Introduction:
Nonalcoholic steatohepatitis or NASH is a common, often “silent” chronic liver disease. While resembling alcoholic liver disease, it occurs in people who drink little or no alcohol. The lesions most commonly accepted for NASH include steatosis, hepatocyte ballooning degeneration, mild diffuse lobular mixed acute and chronic inflammation, and perivenular, perisinusoidal collagen deposition. Progression of fibrosis may result in bridging septa and cirrhosis, ultimately leading to liver failure. There are no specific therapies for NASH. Current treatment focuses on controlling associated medical conditions, such as diabetes and obesity, and on monitoring for progression. Emerging antifibrotic therapies are aimed at inhibiting the accumulation of fibrogenic cells and/or preventing the deposition of extracellular matrix proteins. Development of a reproducible murine model recapitulating the progressive nature of NASH with accurate and reproducible detection and analysis of fibrosis progression would be a useful tool for studying the natural history, molecular mechanisms and biology of NASH.

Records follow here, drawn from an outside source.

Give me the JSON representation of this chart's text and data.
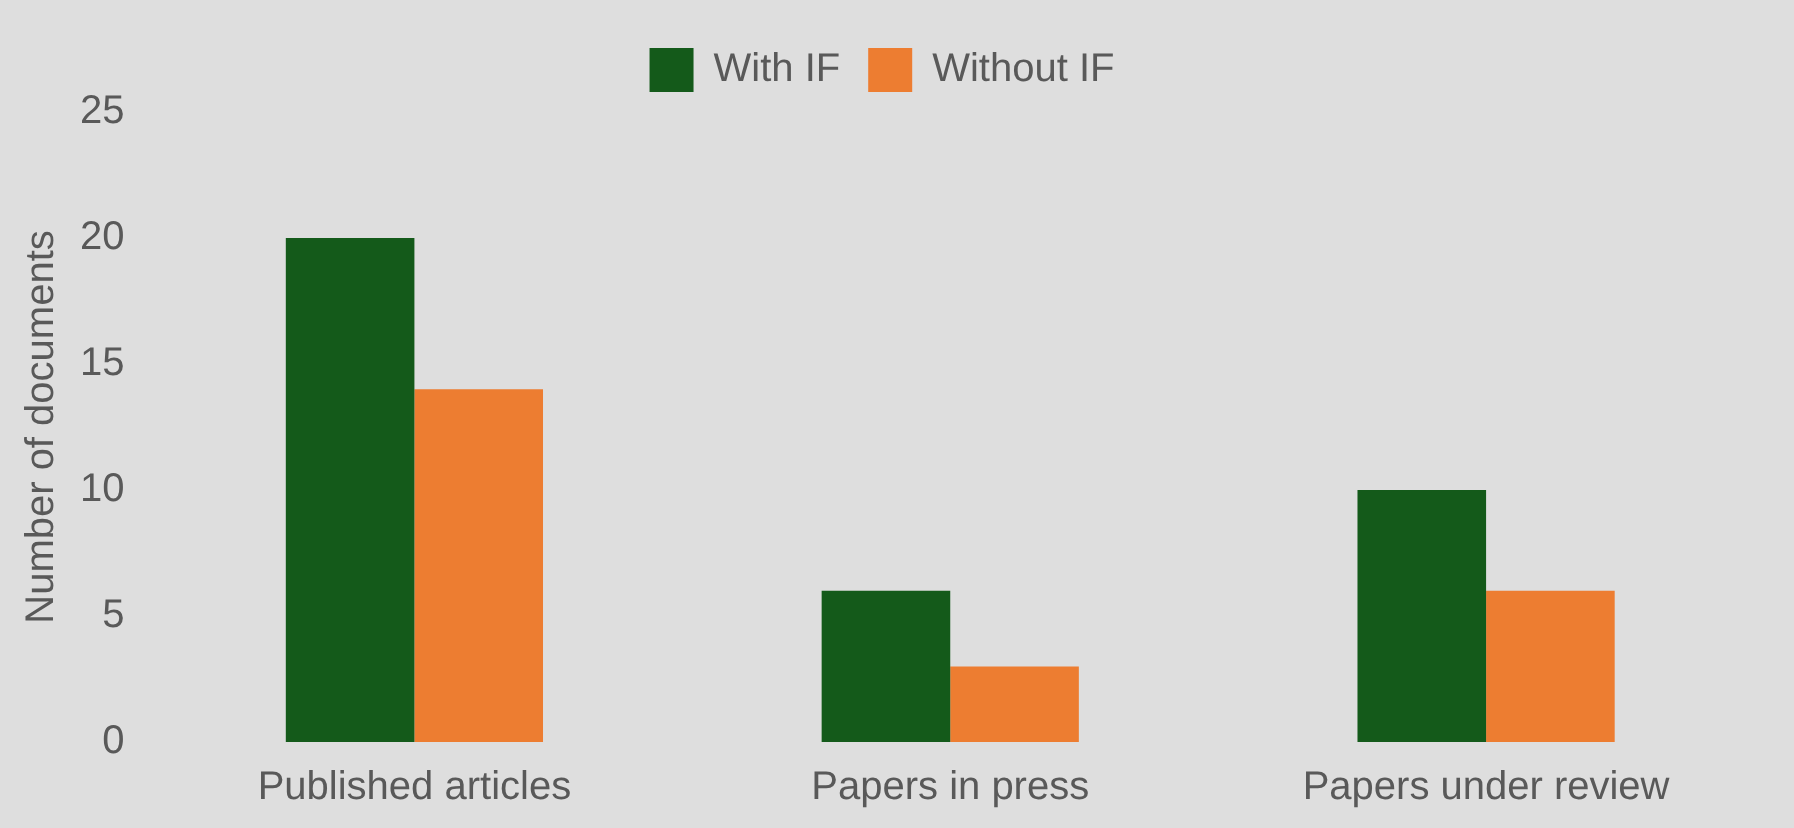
{
  "chart_data": {
    "type": "bar",
    "ylabel": "Number of documents",
    "categories": [
      "Published articles",
      "Papers in press",
      "Papers under review"
    ],
    "series": [
      {
        "name": "With IF",
        "color": "#145a1a",
        "values": [
          20,
          6,
          10
        ]
      },
      {
        "name": "Without IF",
        "color": "#ed7d31",
        "values": [
          14,
          3,
          6
        ]
      }
    ],
    "ylim": [
      0,
      25
    ],
    "yticks": [
      0,
      5,
      10,
      15,
      20,
      25
    ],
    "grid": false,
    "legend": "top"
  }
}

Animal models mimicking NASH are in development. A major obstacle in their utilization is the identification and quantification of induced fibrosis and its amelioration due to therapy. Previous attempts to generate such models have reproduced the metabolic and inflammatory aspects of NASH without the development of progressive liver fibrosis. A diet-inducing murine model has resulted in a liver with many clinical features of NASH including hepatic fibrosis. However, fibrosis generally occurs at a low area percentage in tissues, and manual subjective evaluation cannot accurately discern discreet changes at low levels. Quantitative tissue image analysis (tIA) solutions have been developed to accurately and consistently determine percentages of induced fibrosis in various experimental animal models. This data in combination with histomorphologic and molecular data allows a greater utilization of these animals in antifibrotic drug development.